‘Memoir of a Snail’ Director Adam Elliot on the ‘Frustration’ That Led to His Latest Stop-Motion Marvel
It’s been 15 years since Australian filmmaker Adam Elliot’s last stop-motion marvel, “Mary and Max.” And his latest, “Memoir of a Snail,” couldn’t have arrived at a better time.
The new movie, like Elliot’s previous film, liberally mixes tragedy and comedy, following the life of Grace Pudel (voiced by “Succession” star Sarah Snook) as she endures countless missteps, including the estrangement of her twin brother (Kodi Smit-McPhee) and a disappointing love life. (The title comes from Grace’s proclivity to see herself as a snail due to her introverted nature and cleft lip. She has a pet snail named Sylvia and later collects snails in her adult life, becoming a hoarder.) But “Memoir of a Snail” isn’t oppressively sad — it mixes pathos with humor and ends on an oddly uplifting note.
“Like all of my other films, they start with more frustration or annoyance with something,” Elliot said. “Usually, some person close to me is annoying me.” In this case, it was the death of his father, who left behind three garages full of stuff that Elliot and his siblings had to sort through. It left Elliot with a fascination with hoarding. “Why, as human beings, do we fill our homes with things that we don’t need?” Elliot remembered asking himself. He spoke with psychiatrists and read books, discovering that “extreme hoarders have usually suffered a degree of trauma or loss, and that the hoarding becomes this sort of coping mechanism to deal with that pain.”
At the same time as he was researching hoarding, he reread some notes that he’d written about a close friend of his who was born with a cleft palate. “As a little girl, she had many operations on her mouth and was bullied and teased a lot at school, yet grew up to be a very well-adjusted, confident person,” Elliot said. “I was very fascinated by how she did that. These two ideas merged.”
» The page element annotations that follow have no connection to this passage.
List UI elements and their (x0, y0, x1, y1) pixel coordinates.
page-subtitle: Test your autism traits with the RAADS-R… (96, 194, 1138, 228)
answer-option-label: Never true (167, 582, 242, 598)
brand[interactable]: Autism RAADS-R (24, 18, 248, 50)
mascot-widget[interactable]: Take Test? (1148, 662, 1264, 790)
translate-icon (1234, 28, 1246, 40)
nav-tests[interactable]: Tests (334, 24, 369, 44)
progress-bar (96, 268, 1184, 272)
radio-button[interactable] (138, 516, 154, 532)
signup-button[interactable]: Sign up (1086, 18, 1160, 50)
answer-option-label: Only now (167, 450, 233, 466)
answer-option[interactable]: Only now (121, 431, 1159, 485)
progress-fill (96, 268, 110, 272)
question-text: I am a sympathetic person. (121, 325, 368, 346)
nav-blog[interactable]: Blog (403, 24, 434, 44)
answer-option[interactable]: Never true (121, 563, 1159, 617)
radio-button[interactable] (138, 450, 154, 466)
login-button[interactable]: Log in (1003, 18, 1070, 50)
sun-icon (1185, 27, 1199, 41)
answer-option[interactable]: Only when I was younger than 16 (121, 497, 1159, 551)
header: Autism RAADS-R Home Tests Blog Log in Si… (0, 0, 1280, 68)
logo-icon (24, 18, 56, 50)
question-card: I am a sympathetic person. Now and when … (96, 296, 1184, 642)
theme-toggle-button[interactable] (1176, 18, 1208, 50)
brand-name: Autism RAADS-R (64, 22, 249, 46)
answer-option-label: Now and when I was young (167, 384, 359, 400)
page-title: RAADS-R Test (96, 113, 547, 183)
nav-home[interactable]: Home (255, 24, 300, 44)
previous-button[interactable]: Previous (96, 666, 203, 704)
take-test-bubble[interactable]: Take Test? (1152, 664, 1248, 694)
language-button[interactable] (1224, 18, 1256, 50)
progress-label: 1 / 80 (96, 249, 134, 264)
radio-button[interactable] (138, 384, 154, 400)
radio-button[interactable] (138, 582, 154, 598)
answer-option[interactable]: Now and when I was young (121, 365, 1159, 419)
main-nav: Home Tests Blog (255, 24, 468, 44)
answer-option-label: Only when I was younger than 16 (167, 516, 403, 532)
It took three years and 16 drafts of the screenplay, but “Memoir of a Snail” is now here, painstakingly brought to life via stop-motion animation. Elliot and the animators found ways around their modest budget, including using magnets: The arms of the characters had magnets attached to them, as did their eyes. “When you have a low budget, you’re often forced to think laterally, and you often come up with techniques that no one else has come up with. And I think it’s quite healthy,” Elliot said. “The other challenge was trying to make it in such a short period. We shot the film in 33 weeks, which sounds like a long time, but in stop-motion animation, that’s really fast.” They found workarounds, including doing as little animation as possible in which the characters are speaking, mostly relying on Snook’s heartbreaking narration.
Discussing Snook’s performance, Elliot said, “She knew what I was after. And that was a very authentic performance. She’s naturally a shy person, which really helped with that authenticity.” Elliot said that he brought in one of the Sylvia props and said to her, “I just want you to talk to Sylvia for an hour and a half.”
The film has received numerous awards since premiering at the Annecy International Animation Film Festival, including taking home best film at the BFI London Film Festival. “I had just gotten off the plane and arrived in America, and my producer said to me, ‘Did you hear we just won the London Film Festival?’” Elliot said. “I said, ‘I didn’t know they had an animation category.’ And she said, ‘No, we’ve won the whole thing.’ I think it was at that point it started to sink in that maybe we had a film that was going to do something.”